Vous vous lèverez avant l’aube pour un café et des encas près de Teotihuacán, avant de vous envoler en montgolfière partagée avec des pilotes locaux expérimentés. Admirez le soleil illuminer San Juan Teotihuacán, puis célébrez l’atterrissage avec un toast au champagne avant de retourner à Mexico. Ce silence au-dessus de la vallée, vous ne l’oublierez pas de sitôt.
Le vol dure entre 45 et 60 minutes selon les conditions météo.
Oui, la prise en charge depuis Mexico est incluse pour plus de confort.
Non, le trajet dépend du vent et de la météo — parfois vous survolez les pyramides, parfois vous les voyez sous un autre angle.
Vous aurez du café ou du thé avec des encas avant l’enregistrement pour le vol.
Vous retournez à l’accueil pour un toast traditionnel au champagne (ou jus) et pouvez acheter des souvenirs si vous le souhaitez.
Oui, les enfants sont les bienvenus ; ils auront du jus à la place du champagne lors du toast.
Oui, l’assurance voyage est comprise dans votre forfait journée.
Cette activité n’est pas recommandée aux femmes enceintes ni aux personnes ayant des problèmes cardiovasculaires.
Votre journée comprend la prise en charge matinale à Mexico, café ou thé avec encas à l’enregistrement à Teotihuacán, un vol partagé en montgolfière de 45 à 60 minutes avec des pilotes locaux certifiés, l’assurance voyage incluse, un toast au champagne (ou jus) après l’atterrissage, puis le retour en van à l’accueil où vous pourrez acheter des souvenirs.
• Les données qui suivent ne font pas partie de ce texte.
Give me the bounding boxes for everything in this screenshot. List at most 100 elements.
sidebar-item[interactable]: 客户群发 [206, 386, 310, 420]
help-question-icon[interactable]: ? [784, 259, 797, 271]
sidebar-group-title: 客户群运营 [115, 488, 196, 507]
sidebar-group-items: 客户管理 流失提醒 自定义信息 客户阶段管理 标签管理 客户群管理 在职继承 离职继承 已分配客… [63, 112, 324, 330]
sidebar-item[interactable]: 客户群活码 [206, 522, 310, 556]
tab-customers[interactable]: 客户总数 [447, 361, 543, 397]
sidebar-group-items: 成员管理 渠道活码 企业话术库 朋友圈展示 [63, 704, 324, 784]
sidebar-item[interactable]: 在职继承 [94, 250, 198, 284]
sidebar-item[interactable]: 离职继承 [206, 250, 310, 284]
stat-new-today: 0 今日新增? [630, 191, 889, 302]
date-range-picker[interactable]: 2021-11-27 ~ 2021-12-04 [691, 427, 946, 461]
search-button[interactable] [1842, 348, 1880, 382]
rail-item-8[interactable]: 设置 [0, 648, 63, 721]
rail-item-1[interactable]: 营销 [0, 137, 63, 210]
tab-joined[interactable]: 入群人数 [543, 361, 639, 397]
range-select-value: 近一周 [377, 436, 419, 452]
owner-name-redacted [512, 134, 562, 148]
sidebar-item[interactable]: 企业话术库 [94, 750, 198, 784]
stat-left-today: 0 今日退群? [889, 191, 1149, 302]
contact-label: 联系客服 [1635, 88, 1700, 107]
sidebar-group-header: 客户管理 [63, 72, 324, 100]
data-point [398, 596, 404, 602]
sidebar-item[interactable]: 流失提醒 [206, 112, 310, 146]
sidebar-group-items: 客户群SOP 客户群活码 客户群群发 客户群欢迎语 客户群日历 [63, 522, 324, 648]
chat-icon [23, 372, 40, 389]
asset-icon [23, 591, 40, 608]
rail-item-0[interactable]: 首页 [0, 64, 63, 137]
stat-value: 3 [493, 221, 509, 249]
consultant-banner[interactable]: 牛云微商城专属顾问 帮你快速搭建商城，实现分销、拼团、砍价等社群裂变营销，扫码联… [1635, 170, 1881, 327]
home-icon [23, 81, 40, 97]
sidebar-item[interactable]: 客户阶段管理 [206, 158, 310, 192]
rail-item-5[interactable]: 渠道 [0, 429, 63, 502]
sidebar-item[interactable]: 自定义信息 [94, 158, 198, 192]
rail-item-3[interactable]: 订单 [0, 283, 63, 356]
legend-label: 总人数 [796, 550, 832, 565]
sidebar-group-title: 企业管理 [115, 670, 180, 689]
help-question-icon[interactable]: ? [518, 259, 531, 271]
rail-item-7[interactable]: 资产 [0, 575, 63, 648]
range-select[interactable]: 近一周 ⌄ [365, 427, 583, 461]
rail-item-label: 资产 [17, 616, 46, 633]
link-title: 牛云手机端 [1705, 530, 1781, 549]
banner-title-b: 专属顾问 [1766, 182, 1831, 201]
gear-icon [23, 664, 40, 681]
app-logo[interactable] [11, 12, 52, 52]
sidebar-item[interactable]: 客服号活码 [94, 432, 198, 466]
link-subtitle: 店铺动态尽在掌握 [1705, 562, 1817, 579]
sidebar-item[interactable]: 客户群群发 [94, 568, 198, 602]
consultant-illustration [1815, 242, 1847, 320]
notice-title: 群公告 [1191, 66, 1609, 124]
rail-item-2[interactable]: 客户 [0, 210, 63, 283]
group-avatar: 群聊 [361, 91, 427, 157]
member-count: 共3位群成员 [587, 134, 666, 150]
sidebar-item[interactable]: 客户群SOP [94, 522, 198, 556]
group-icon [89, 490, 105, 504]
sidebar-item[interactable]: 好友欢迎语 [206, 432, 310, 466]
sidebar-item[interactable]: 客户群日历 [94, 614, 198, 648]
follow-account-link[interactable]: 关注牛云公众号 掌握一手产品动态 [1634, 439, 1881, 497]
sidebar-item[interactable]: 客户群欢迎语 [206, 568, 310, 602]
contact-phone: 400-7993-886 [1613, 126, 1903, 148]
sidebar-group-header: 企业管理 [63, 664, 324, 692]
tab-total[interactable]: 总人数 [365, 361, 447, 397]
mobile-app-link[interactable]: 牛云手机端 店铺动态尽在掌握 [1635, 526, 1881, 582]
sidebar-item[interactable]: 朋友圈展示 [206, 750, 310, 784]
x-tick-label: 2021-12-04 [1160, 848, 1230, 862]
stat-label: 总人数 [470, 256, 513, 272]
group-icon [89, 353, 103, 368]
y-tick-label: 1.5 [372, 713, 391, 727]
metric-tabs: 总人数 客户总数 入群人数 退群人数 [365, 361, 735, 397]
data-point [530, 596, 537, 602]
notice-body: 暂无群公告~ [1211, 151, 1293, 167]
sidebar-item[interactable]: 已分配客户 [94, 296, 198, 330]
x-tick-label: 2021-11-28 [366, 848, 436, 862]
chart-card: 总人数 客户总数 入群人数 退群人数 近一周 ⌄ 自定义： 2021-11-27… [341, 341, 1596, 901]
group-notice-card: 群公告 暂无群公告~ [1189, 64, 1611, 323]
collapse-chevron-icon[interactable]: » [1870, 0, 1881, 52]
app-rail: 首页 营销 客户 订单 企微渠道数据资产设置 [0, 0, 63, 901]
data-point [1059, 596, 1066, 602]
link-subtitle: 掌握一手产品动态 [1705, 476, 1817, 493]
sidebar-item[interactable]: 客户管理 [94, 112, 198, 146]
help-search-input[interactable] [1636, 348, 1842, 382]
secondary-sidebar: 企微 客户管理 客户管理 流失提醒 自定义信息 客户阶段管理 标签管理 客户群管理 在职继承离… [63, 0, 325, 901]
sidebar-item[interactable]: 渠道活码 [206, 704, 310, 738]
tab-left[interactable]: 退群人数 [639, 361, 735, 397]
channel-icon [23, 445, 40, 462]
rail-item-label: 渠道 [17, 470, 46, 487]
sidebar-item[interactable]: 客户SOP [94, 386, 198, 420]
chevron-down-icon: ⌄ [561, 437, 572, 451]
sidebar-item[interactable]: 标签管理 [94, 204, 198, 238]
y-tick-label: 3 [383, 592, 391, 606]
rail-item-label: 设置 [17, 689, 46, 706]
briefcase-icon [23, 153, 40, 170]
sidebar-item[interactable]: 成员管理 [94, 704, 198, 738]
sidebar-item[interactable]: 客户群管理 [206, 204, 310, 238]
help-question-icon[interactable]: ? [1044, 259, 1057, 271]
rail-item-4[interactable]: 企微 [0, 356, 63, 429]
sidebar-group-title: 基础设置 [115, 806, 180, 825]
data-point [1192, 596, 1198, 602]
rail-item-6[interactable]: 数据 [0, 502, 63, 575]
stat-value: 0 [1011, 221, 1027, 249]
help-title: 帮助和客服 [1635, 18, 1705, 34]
Je me suis vraiment levé à 4h30 juste pour rester là, dans le froid et l’obscurité, à l’extérieur de Mexico ? Je me suis posé la question tout le trajet vers Teotihuacán, jusqu’à ce qu’un premier éclat orangé pointe à l’horizon et que ma fatigue s’évapore. L’air au point de décollage sentait le café et quelque chose de sucré — peut-être un pan dulce ? — et tout le monde s’activait en chuchotant ou en riant doucement, emmitouflé dans sa veste. Notre pilote, Martín, avait cette façon calme d’expliquer les choses, comme s’il l’avait fait mille fois (et sûrement qu’il l’a fait). Il nous a expliqué que le vent décide vraiment où on va planer — impossible de savoir si on passera juste au-dessus de la pyramide du Soleil ou si on la verra sous un autre angle. J’ai aimé cette idée. Ça rendait le vol moins mécanique, plus comme… une sorte de lâcher-prise.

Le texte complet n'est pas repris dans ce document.